During most of his 20s, Neil Segil, PhD, couldn’t imagine pursuing a career in science and being a professor. Now he’s doing both — as a principal investigator with USC Stem Cell and a professor of research at the Keck School of Medicine of USC in two departments: Stem Cell Biology and Regenerative Medicine, and Otolaryngology-Head and Neck Surgery.
“I enjoyed doing experiments and working in the lab, but wasn’t very eager to run one,” he explained.
After growing up mostly in Marblehead, MA., Segil studied philosophy and psychology at Hampshire College. He made his first foray into stem cell science with his senior thesis — a study about lens regeneration in newts published in the journal Developmental Biology.

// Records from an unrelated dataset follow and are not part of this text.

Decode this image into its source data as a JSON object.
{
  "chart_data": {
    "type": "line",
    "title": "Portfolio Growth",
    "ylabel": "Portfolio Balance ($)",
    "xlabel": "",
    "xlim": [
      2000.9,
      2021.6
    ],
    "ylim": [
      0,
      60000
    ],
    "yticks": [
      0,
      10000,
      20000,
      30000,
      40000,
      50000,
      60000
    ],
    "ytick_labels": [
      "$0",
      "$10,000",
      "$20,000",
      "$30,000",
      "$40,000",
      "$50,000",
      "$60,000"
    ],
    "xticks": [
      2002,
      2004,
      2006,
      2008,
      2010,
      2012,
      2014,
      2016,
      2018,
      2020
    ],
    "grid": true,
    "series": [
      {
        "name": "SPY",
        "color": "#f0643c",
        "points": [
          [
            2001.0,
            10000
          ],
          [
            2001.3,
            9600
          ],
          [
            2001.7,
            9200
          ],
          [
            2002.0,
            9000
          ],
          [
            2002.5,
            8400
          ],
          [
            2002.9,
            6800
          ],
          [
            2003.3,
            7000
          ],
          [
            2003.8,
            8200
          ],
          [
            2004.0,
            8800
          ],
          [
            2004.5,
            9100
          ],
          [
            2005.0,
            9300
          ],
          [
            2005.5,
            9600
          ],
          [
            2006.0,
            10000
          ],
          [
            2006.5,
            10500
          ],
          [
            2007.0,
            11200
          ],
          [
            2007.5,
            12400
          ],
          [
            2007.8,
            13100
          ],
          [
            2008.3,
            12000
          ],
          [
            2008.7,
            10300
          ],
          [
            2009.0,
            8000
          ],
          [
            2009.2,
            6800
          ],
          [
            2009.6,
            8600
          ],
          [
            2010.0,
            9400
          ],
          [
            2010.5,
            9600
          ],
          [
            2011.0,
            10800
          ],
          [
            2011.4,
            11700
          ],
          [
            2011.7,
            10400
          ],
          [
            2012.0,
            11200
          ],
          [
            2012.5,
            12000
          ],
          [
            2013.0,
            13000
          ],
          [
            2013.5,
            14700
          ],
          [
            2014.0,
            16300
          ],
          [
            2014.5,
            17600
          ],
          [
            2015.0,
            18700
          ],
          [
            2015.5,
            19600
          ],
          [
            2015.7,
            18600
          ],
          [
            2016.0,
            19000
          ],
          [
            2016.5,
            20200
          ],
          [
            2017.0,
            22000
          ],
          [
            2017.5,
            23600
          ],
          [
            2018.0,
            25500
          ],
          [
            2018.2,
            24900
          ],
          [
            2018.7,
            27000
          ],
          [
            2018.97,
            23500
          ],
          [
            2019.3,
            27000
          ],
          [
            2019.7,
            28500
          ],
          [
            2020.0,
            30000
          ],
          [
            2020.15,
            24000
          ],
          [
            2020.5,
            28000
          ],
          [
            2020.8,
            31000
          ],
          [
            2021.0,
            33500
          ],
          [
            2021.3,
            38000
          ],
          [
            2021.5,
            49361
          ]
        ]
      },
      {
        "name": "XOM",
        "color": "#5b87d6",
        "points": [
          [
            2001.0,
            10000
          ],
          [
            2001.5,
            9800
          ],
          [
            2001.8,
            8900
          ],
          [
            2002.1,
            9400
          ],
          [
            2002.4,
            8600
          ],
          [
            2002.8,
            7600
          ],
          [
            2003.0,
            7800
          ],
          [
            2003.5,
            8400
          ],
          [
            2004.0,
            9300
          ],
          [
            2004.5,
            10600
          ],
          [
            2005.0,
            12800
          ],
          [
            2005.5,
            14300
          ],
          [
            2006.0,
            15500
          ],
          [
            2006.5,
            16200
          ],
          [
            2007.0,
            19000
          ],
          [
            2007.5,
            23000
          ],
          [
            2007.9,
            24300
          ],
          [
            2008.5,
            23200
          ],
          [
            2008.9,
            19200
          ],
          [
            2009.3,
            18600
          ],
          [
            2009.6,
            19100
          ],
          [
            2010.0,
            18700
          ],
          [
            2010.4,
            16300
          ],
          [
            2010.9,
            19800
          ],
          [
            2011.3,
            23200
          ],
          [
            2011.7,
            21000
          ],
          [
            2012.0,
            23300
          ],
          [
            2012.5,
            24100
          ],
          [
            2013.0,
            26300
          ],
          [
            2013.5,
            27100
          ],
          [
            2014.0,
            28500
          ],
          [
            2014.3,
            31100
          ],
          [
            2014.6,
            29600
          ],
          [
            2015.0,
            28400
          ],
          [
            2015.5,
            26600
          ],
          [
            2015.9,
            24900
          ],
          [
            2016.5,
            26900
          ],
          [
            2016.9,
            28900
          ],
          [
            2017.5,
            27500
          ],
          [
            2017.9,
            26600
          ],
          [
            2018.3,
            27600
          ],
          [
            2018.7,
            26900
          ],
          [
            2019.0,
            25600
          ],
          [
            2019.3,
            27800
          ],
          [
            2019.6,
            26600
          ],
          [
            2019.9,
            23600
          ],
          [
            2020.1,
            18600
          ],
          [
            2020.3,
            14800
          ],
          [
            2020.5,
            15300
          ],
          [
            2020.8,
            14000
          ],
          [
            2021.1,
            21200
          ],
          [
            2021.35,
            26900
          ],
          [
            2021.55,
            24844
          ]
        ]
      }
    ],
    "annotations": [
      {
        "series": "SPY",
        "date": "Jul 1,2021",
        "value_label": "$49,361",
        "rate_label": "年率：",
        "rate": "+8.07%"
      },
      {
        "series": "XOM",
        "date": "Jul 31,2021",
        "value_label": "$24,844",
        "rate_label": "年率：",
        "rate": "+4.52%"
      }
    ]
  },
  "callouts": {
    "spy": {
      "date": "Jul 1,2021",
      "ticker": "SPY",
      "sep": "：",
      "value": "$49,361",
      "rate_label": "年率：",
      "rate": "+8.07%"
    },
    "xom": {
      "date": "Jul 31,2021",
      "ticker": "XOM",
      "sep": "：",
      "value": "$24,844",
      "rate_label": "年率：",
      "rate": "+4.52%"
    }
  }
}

He then traveled and worked as needed. He did a nine-month stint in a Harvard Medical School lab run by David Hubel, MD, and Torsten N. Wiesel, MD, who shared the 1981 Nobel Prize in Physiology or Medicine for explaining how the brain forms images using information from the retina.
Inspired, he enrolled in graduate school at the University of Washington to study retinal development but dropped out to move to New York City and work with a friend in an independent publishing company. They started a magazine, Europa, that published articles on East European political science and cultural affairs.
To support himself, he worked as a technician at New York University and realized that he missed the lab. So he enrolled in the PhD program at Columbia University, where he studied biochemistry. He did postdoctoral research at Rockefeller University before accepting a job at the House Research Institute, a nonprofit that specialized in the science of hearing.
In 2013, his lab relocated to the Eli and Edythe Broad CIRM Center for Regenerative Medicine and Stem Cell Research at USC.
Segil’s lab explores the development of the inner ear’s sensory cells, which don’t naturally regenerate in humans when damaged, even though they do in non-mammals such as birds.
Segil is also collaborating with USC Stem Cell researchers Justin Ichida, PhD, and Takahiro Ohyama, PhD, to reprogram skin cells into inner ear cells.
They will put these reprogrammed cells into a robotic screening machine, which will allow them to test thousands of drugs to find ones that protect against or reverse hearing damage, and stimulate regeneration.